Protein Aggregation and Amyloid Pathogenicity

Protein misfolding and aggregation are implicated in a wide range of increasingly prevalent human diseases ranging from dementia to diabetes. The common name for this category of diseases is amyloidosis. Although the clinical manifestations of these disorders vary widely, there are many molecular processes and cellular consequences that are shared by these disorders.

The protein deposits for these diseases are most commonly composed of amyloid fibrils which are characterized by a cross beta-structure.

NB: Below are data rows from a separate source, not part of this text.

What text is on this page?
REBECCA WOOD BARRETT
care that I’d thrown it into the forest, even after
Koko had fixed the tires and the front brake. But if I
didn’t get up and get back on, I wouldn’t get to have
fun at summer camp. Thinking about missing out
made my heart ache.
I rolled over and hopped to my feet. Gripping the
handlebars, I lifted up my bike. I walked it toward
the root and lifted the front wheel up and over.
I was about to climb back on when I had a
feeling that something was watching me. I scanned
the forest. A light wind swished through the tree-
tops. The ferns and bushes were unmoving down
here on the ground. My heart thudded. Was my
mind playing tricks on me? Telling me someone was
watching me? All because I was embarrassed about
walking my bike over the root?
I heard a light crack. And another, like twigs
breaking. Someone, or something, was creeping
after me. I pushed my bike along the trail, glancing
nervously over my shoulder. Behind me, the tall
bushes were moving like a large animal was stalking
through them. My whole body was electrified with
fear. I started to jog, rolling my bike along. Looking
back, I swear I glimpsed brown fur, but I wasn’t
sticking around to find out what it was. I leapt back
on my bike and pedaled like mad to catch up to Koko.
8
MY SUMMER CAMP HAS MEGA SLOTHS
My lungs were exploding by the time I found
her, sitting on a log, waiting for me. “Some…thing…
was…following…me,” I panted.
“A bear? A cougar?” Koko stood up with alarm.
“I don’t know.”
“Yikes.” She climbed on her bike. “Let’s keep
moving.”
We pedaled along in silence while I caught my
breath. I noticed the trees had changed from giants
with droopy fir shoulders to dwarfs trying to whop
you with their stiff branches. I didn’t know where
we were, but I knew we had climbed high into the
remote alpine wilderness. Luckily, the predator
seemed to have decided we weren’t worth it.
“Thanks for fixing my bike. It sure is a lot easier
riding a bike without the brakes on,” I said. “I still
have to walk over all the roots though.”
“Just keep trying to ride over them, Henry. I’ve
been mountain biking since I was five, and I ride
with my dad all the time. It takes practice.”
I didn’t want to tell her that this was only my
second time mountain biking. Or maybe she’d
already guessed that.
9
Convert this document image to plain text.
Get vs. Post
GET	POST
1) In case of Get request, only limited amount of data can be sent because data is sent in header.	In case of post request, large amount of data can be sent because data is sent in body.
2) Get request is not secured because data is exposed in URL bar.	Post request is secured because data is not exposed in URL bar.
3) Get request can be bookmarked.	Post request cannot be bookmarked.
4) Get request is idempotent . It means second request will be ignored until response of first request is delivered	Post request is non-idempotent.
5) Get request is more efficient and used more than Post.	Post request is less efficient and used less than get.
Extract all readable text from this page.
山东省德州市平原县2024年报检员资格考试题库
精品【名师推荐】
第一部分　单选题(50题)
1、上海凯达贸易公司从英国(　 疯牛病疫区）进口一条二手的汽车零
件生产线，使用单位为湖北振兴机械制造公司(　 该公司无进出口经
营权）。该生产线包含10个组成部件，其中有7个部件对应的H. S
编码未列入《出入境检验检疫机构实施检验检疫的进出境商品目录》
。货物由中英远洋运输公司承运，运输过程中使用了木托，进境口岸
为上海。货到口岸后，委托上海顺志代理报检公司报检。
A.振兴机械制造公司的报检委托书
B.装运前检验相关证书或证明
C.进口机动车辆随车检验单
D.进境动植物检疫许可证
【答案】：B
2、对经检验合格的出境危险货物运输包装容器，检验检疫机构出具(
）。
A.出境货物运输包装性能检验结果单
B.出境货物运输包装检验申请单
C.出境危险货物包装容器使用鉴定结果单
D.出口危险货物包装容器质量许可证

In our research we are investigating the molecular origins and pathogenesis of two important amyloid diseases, Alzheimer’s disease (AD) and Lysozyme amyloidosis (LA).

AD is a neurodegenerative disease that gradually destroys a person’s brain cells and leads to progressive decline in mental function. The disease is affecting 5% of the population over the age of 65 and as the longevity of humans increases, AD will affect a larger number of people and involve large economic costs caused by minding human suffering. LA is a non-neuropathic systemic amyloidosis where large amounts of protein aggregates can be found in internal organs and eventually cause failure of the organ.

Our research is focused on the aggregation behavior of the Amyloid-beta (Abeta) peptide (associated with AD) and of the protein lysozyme (associated with LA). By expressing Abeta and lysozyme in Drosophila melanogaster we can study the aggregation of these proteins in a complex multicellular environment and look into the role of specific cellular factors and pathways in the pathogenesis caused by misfolding and aggregation. In combination with in vitro biophysical studies, we are then aiming to correlate the formation of particular morphologies of the aggregates with in vivo toxicity. This approach will allow us to investigate the identity of the toxic species formed during the aggregation process of the Abeta peptide and lysozyme to find novel therapeutic strategies to combat these devastating diseases.